Hey there. I'm a 20-year-old male and I've been in a long term relationship with my girlfriend for about 3 years and 6 months and well ... we still haven't had sex. As weird as it seem it had never been a problem for me. We are both virgins and well, I just love her enough to wait. We've been together since I was 17 and back then well, sex wasn't that big of an issue.
But now that I'm 20, with college and going out and stuff, it's really starting to hurt my masculinity. I feel stupid really because I feel like by know it shouldn't be a big deal and it bothers me that it only gets to me when we are around other people, or when I'm watching sex advice shows on TV, or even just regular shows were sex life is a big deal.
I just would like to know two things:
- How can I deal with this thing? I mean is there like .. . some mental yoga or whatever method I can use to just go back to not caring that much about not having a sexual active life (which I've wanted since I'm like 15)
- How can I explain what I feel to my girlfriend? She doesn't really understand what I go through.
I'll be waiting for your answer. THANKS!
Hi Miguel, it looks like you're fighting some serious peer pressure. Despite all of our progress towards gender equality and rights, we still have some pretty wacked double-standards in our society. There's the double-standard that says that women who have lots of sex are whores, and men who abstain from sex are wimps. Culturally speaking, there's not much to defend the lot of us who make our own choices and follow through with them.
I applaud you for respecting your partner so much that you can enjoy a romantic relationship with each other without pressuring each other for sex. But it's going to take a lot of will-power and resolve to fight a culture that wants you to go screw around. The biggest glaring thing I recognize here is that your desire to have sex with your girlfriend isn't based in your own desire to have sex. Mostly, it's because external influences and your environment are telling you to have sex. This is not the way to have a healthy sex life.
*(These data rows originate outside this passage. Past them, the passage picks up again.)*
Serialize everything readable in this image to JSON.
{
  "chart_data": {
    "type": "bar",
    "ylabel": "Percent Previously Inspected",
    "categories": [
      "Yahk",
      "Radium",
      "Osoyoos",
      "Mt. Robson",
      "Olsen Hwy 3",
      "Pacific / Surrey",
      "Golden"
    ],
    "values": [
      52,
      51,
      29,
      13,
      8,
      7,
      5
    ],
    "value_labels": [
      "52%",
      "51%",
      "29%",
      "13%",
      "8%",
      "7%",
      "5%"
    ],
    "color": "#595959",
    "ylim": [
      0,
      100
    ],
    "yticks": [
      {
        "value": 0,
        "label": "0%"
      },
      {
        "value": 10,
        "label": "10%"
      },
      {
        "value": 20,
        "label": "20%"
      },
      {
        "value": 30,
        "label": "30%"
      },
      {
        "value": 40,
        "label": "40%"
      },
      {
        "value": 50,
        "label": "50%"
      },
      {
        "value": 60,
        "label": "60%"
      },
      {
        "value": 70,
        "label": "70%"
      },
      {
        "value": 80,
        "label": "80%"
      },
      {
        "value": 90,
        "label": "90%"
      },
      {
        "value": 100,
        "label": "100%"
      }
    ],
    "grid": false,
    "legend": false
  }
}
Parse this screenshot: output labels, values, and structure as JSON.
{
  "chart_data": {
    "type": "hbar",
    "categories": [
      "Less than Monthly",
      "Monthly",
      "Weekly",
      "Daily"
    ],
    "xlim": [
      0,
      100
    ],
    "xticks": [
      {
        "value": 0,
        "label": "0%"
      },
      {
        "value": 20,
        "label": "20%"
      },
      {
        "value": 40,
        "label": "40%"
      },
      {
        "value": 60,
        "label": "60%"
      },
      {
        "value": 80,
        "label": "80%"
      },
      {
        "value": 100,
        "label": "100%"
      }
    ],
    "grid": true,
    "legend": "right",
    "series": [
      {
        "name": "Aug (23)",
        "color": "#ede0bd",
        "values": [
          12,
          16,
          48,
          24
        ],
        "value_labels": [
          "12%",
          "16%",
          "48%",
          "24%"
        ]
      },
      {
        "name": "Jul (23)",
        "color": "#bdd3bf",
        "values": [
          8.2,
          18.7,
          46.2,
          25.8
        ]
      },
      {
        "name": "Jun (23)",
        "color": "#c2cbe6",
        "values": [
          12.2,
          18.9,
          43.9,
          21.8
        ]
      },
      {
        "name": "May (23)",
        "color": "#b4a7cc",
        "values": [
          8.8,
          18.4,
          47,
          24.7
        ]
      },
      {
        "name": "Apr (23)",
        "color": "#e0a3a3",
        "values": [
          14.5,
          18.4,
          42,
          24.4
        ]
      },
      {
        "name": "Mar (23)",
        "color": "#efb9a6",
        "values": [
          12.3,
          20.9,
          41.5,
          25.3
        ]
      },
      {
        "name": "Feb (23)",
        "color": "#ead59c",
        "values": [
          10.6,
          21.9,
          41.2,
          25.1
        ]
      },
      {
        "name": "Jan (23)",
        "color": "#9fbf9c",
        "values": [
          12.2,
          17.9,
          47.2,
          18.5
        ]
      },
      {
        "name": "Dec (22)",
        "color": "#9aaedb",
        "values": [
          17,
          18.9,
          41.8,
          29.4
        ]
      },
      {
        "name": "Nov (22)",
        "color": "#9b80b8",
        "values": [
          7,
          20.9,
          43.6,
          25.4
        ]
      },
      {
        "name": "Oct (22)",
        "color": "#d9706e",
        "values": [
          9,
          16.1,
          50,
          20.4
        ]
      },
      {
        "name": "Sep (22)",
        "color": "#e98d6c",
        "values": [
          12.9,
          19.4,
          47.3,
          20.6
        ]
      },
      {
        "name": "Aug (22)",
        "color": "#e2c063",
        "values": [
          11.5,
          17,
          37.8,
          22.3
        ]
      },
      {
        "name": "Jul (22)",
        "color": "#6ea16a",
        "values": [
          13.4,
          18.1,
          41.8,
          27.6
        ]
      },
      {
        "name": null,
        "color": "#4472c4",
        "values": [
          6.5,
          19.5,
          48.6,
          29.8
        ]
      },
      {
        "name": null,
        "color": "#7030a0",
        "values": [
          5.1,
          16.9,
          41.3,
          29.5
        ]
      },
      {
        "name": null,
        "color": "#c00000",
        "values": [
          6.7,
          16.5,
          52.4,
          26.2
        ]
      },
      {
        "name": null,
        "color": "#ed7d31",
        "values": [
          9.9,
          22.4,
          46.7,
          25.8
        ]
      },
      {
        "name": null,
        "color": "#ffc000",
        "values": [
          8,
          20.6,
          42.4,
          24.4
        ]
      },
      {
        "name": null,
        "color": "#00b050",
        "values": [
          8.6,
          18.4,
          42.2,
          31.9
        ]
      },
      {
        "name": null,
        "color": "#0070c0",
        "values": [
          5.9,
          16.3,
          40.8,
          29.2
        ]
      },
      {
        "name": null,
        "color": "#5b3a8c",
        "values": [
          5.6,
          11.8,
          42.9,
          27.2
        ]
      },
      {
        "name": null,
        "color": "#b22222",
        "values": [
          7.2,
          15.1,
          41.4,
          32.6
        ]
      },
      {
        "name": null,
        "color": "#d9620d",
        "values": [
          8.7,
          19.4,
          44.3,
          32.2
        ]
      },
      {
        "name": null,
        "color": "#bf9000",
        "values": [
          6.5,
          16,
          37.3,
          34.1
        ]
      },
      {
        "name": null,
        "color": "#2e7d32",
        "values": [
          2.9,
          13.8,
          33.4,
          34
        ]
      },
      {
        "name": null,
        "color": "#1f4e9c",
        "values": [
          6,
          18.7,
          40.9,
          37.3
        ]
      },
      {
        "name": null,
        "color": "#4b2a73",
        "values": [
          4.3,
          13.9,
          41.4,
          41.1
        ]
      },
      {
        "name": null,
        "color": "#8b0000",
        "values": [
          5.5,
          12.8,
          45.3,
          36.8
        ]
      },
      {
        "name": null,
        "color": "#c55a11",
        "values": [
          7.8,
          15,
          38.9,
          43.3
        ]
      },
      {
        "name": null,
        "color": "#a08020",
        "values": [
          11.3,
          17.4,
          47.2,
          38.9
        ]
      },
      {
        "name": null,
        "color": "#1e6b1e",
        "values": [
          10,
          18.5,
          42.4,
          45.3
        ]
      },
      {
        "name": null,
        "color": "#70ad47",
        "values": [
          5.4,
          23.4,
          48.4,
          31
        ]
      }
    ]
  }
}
The choice you make to have sex should be done exclusively on your own terms (with your partner making the same decision on her terms, of course -- then you get together and "settle" your agreement).
Ultimately, you really just have to tell the world to sod off. Remind yourself constantly that you make your own decisions. Remind yourself that this matter is private and personal to you and it is nobody else's business. And try to kick the notion that a man is defined by his sexual conquests. It's shallow -- it demeans every man who was ever proud to define himself by his moral fiber, intellect and real accomplishments.
YOU ... ARE ... MORE ... THAN ... SEX.
As for explaining what's in your head to your girlfriend, you could argue that as a woman, she may never fully understand what it is to be a man because she's not experienced it. But try to explain that you're fighting a lot of cultural pressure to conform, and that you're fighting it with all you've got. She'll appreciate the effort and appreciate you for caring so much and being so respectful of her feelings.